Coalition’s Plan to Tackle Climate Change
At last week’s meeting with the Carbon Market Institute, The Hon Greg Hunt MP released the Coalition’s Plan to Tackle Climate Change.
At last some flesh on the terms of reference for the Emissions Reduction Fund!
The paper makes a case for removal of the carbon price and replacement with a more modest Direct Action policy: the carbon price is the “wrong market mechanism” for this problem because electricity is an “inelastic good”. Electricity Bill take note! But it seems to me electricity use might be relatively inelastic, but how electricity is sourced need not be. Electricity emissions are falling.
A more expansive paper is welcome ahead of future green and white papers, but there are some worrying signals.
The paper accounts that the task of meeting a 5% reduction target by 2020 has reduced from 750 million tonnes to 440 million tonnes, but no reason is given why the ERF will be more effective than the carbon price at reducing emissions.

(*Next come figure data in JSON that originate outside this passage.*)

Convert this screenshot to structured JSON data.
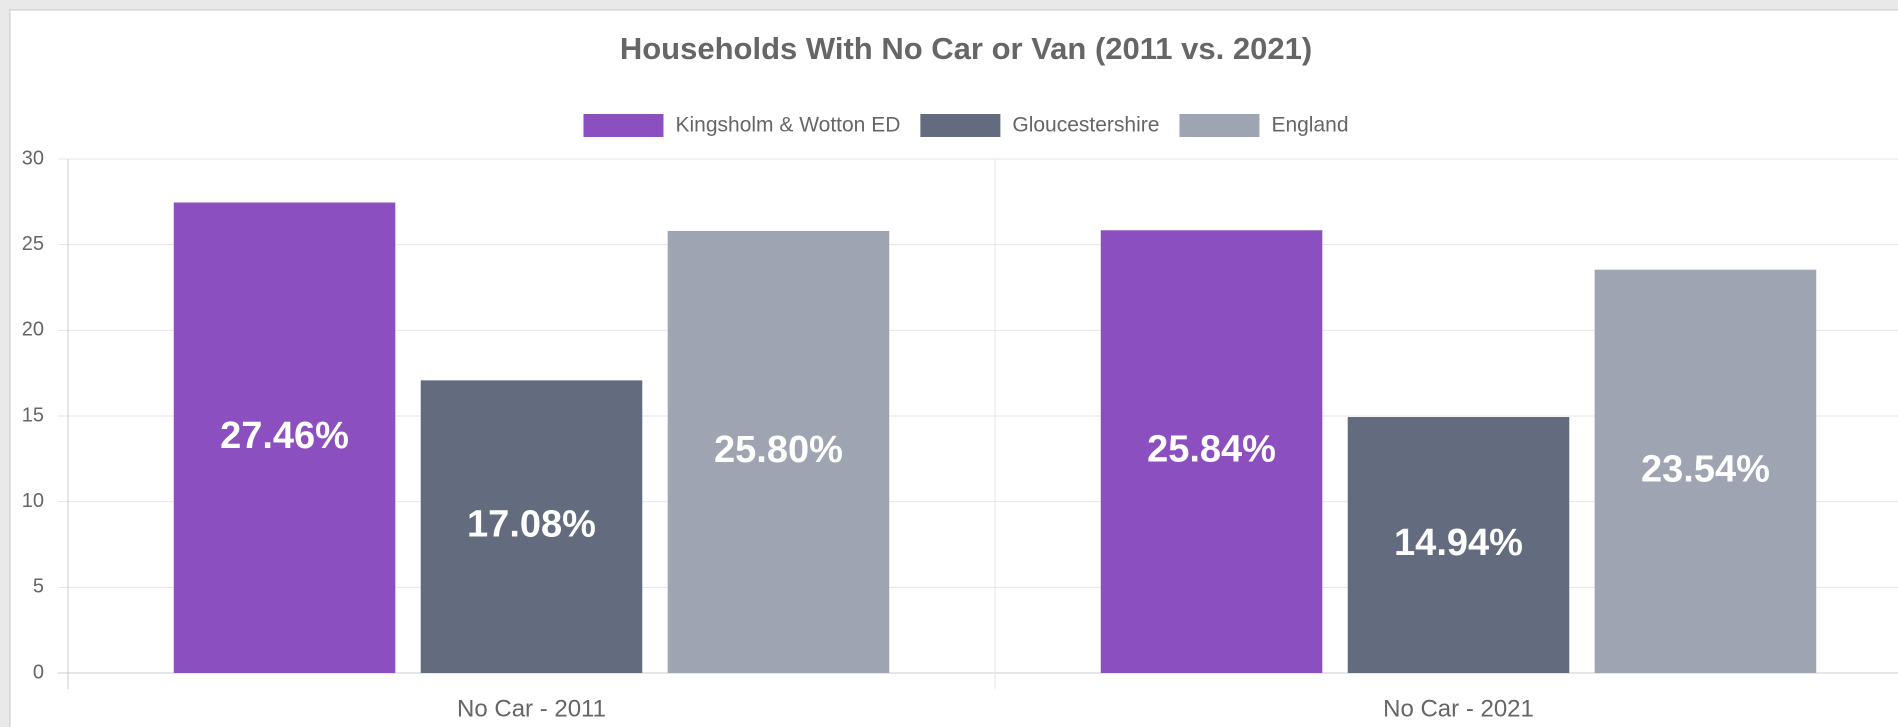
{
  "chart_data": {
    "type": "bar",
    "title": "Households With No Car or Van (2011 vs. 2021)",
    "categories": [
      "No Car - 2011",
      "No Car - 2021"
    ],
    "series": [
      {
        "name": "Kingsholm & Wotton ED",
        "color": "#8b4fbf",
        "values": [
          27.46,
          25.84
        ],
        "value_labels": [
          "27.46%",
          "25.84%"
        ]
      },
      {
        "name": "Gloucestershire",
        "color": "#626c7e",
        "values": [
          17.08,
          14.94
        ],
        "value_labels": [
          "17.08%",
          "14.94%"
        ]
      },
      {
        "name": "England",
        "color": "#9ea4b1",
        "values": [
          25.8,
          23.54
        ],
        "value_labels": [
          "25.80%",
          "23.54%"
        ]
      }
    ],
    "ylim": [
      0,
      30
    ],
    "yticks": [
      0,
      5,
      10,
      15,
      20,
      25,
      30
    ],
    "grid": true,
    "legend": "top"
  }
}
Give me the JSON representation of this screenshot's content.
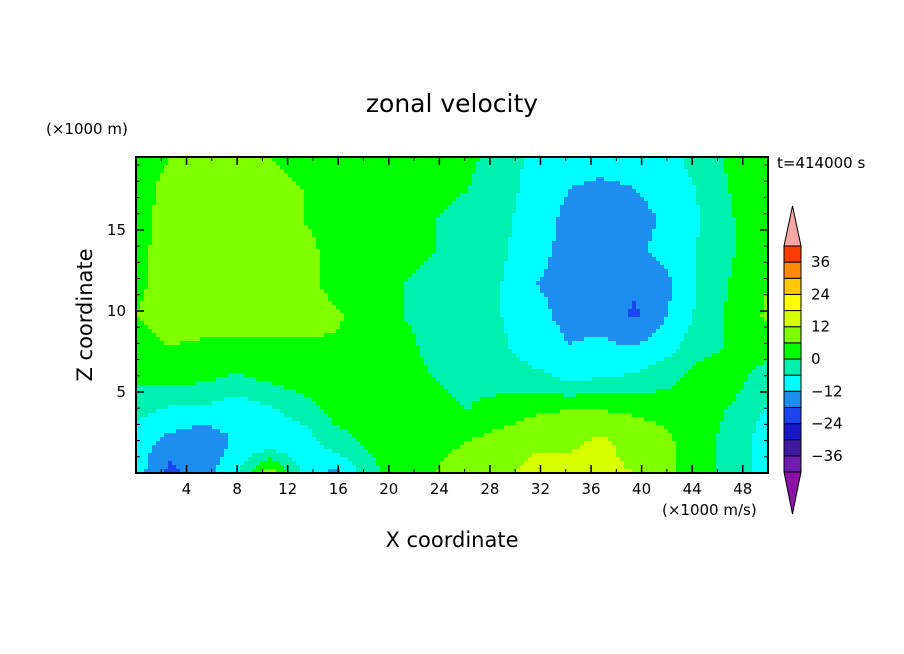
{
  "chart_data": {
    "type": "heatmap",
    "title": "zonal velocity",
    "xlabel": "X coordinate",
    "ylabel": "Z coordinate",
    "x_unit": "(×1000 m/s)",
    "y_unit": "(×1000 m)",
    "time_label": "t=414000 s",
    "xlim": [
      0,
      50
    ],
    "ylim": [
      0,
      19.5
    ],
    "x_ticks": [
      4,
      8,
      12,
      16,
      20,
      24,
      28,
      32,
      36,
      40,
      44,
      48
    ],
    "y_ticks": [
      5,
      10,
      15
    ],
    "colorbar": {
      "levels": [
        -42,
        -36,
        -30,
        -24,
        -18,
        -12,
        -6,
        0,
        6,
        12,
        18,
        24,
        30,
        36,
        42
      ],
      "tick_labels": [
        36,
        24,
        12,
        0,
        -12,
        -24,
        -36
      ],
      "colors": [
        "#6f1cb0",
        "#3e1aa3",
        "#1818c8",
        "#1a45ee",
        "#1d8ef0",
        "#00ffff",
        "#00f0b0",
        "#00ff00",
        "#80ff00",
        "#d6ff00",
        "#ffff00",
        "#ffc800",
        "#ff8c00",
        "#ff3c00",
        "#ff1a1a"
      ],
      "extend_low_color": "#8b12a8",
      "extend_high_color": "#f7a6a6"
    },
    "z_grid": [
      [
        2,
        6,
        10,
        8,
        6,
        5,
        5,
        5,
        4,
        2,
        1,
        -2,
        -8,
        -10,
        -10,
        -10,
        -8,
        -3,
        2,
        3
      ],
      [
        3,
        8,
        12,
        9,
        7,
        6,
        5,
        4,
        3,
        1,
        0,
        -3,
        -9,
        -12,
        -13,
        -12,
        -10,
        -5,
        1,
        3
      ],
      [
        3,
        9,
        11,
        10,
        8,
        6,
        5,
        3,
        2,
        0,
        -1,
        -4,
        -10,
        -13,
        -14,
        -14,
        -11,
        -6,
        0,
        2
      ],
      [
        4,
        9,
        10,
        11,
        9,
        7,
        5,
        2,
        1,
        0,
        -2,
        -5,
        -11,
        -13,
        -14,
        -13,
        -10,
        -5,
        0,
        3
      ],
      [
        5,
        8,
        9,
        10,
        10,
        8,
        4,
        1,
        0,
        -1,
        -3,
        -6,
        -12,
        -13,
        -15,
        -17,
        -13,
        -5,
        1,
        6
      ],
      [
        6,
        8,
        9,
        9,
        8,
        9,
        7,
        3,
        0,
        -1,
        -3,
        -6,
        -11,
        -13,
        -14,
        -19,
        -12,
        -4,
        2,
        7
      ],
      [
        4,
        6,
        5,
        5,
        5,
        5,
        5,
        3,
        1,
        -1,
        -2,
        -5,
        -10,
        -12,
        -11,
        -12,
        -8,
        -2,
        1,
        3
      ],
      [
        1,
        2,
        1,
        -1,
        1,
        3,
        4,
        3,
        1,
        0,
        -1,
        -2,
        -4,
        -7,
        -6,
        -5,
        -2,
        3,
        2,
        -3
      ],
      [
        -4,
        -7,
        -7,
        -10,
        -7,
        -3,
        2,
        2,
        2,
        1,
        0,
        2,
        5,
        6,
        6,
        5,
        4,
        3,
        -1,
        -7
      ],
      [
        -9,
        -14,
        -17,
        -11,
        -12,
        -10,
        -2,
        1,
        4,
        5,
        6,
        9,
        11,
        11,
        13,
        10,
        7,
        2,
        -3,
        -9
      ],
      [
        -9,
        -20,
        -14,
        -8,
        10,
        -7,
        -14,
        -2,
        3,
        6,
        8,
        11,
        14,
        14,
        13,
        12,
        7,
        2,
        -2,
        -9
      ]
    ]
  }
}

Given past similar programs like the Greenhouse Gas Abatement Program were not that effective, it would be good to see some stronger reasons.
To ensure environmental integrity, the paper notes projects must be additional to “business-as-usual”. It would be useful to clarify whether this is shorthand for the current additionality test – which ensures that projects which are “common practice” are excluded – or a softening of the test to be more inclusive of more kinds of projects. “Business-as-usual” might mean reductions below current emissions, when in fact “business-as-usual” emissions are falling anyway. Other comments about “keen to unlock abatement opportunities across the Australian economy” suggest it could be a softening which would undermine the integrity of the CFI.
The paper also talks about buying “lowest cost abatement” and “buying up the abatement cost curve”. While this is good for the budget bottom line, it might not be the best approach for encouraging abatement across different sectors. We certainly know that energy efficiency projects could be cost negative and that Aboriginal land projects have a few capacity and remoteness humps to get over to deliver.
Keeping the CFI is a good thing. But there are few cracks of light in this paper for Aboriginal carbon farmers. If you want abatement on remote lands and Aboriginal people in jobs, we will need some enablers.
Our submission will be tackling some of these issues. Still thinking.